Rabbi Moshe Schapiro, of the Chabad of Hoboken and Jersey City, said the store was “a grocery that is very popular with the local Jewish community” and had “a deli counter that has nice sandwiches.”

Detective Seals had been a police officer for 15 years, said Chief Kelly. He rose through the ranks of the Jersey City Police Department, coming to work in the city’s busy South District.

After being promoted to detective in 2017, he was most recently assigned to a citywide Cease Fire unit, which is tasked with reducing shootings and making gun arrests in Jersey City.

“He was our leading police officer in removing guns from the street,” Chief Kelly said on Tuesday. “Dozens of dozens of handguns he is responsible for removing from the street.”

Detective Seals lived in North Arlington, N.J., a suburb about eight miles northwest of Jersey City, with his wife and five children, the youngest of whom was 2 years old.

His mother, Deborah Ann Perruzza, 65, said that Detective Seals graduated from Bayonne High School in 1997, and set his eyes on a career in law enforcement.

“He always wanted to be a cop,” she said.

On Tuesday, Ms. Perruzza said that when she saw news of the shootings, she had no idea her son was working. It was not long before her phone rang, with one of her sons calling to tell her to come to the hospital.

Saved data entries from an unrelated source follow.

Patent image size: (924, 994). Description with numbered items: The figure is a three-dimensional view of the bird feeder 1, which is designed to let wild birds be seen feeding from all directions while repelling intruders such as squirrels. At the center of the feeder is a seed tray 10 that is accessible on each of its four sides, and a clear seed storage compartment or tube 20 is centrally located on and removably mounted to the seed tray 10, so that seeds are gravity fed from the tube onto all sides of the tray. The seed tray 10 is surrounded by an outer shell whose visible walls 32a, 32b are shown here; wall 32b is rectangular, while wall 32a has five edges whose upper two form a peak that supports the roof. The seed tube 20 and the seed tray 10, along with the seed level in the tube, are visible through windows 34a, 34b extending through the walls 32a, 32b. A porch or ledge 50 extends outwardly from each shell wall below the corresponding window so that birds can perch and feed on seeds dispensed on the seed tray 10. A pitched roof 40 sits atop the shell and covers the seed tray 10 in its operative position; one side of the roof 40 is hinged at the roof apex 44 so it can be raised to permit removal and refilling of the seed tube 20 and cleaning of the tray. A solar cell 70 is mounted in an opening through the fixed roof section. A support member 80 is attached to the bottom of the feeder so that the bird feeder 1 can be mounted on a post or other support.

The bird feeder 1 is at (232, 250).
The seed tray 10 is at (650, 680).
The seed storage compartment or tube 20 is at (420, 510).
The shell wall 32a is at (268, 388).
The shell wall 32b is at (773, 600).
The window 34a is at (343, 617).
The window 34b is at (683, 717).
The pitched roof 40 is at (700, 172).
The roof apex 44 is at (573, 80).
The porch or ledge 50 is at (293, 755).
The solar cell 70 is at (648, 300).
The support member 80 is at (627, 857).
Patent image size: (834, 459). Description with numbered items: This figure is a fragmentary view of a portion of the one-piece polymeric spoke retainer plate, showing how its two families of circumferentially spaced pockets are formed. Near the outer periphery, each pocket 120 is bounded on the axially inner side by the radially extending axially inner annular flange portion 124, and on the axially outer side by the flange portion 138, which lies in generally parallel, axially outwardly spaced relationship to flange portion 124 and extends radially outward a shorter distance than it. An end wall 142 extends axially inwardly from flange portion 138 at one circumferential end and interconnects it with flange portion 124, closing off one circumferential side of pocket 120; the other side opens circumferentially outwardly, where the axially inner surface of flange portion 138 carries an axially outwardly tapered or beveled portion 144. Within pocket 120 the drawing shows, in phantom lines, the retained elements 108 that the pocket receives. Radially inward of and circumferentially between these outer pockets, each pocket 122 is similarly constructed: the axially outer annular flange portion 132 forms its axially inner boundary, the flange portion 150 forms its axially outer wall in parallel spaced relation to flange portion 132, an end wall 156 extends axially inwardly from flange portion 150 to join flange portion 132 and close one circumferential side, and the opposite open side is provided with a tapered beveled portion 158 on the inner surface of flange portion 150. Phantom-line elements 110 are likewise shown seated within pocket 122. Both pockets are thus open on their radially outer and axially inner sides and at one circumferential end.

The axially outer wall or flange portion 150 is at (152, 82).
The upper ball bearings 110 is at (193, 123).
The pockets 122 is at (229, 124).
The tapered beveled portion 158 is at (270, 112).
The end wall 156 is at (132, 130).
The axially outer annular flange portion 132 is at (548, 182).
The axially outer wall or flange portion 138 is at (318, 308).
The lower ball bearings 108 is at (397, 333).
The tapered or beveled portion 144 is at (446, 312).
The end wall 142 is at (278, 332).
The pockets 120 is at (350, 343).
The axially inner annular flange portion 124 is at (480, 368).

When she arrived at Jersey City Medical Center, doctors and officials told her that her son had been shot twice, including once in the back of the head.

“He was gone,” she said.

With much of the region on edge after the violence in Jersey City, officials in neighboring Bayonne, N.J., announced that they had arrested an 18-year-old man late Tuesday night after he threatened a copycat attack at a high school there.

The Bayonne police took Deandre Jefferson, 18, into custody, officials said. He was charged with false public alarm, false reports to law enforcement and terroristic threats.

The police said in a statement that they determined that the threat was not credible.

The school district had ordered students to shelter in place during Tuesday’s shootout in Jersey City.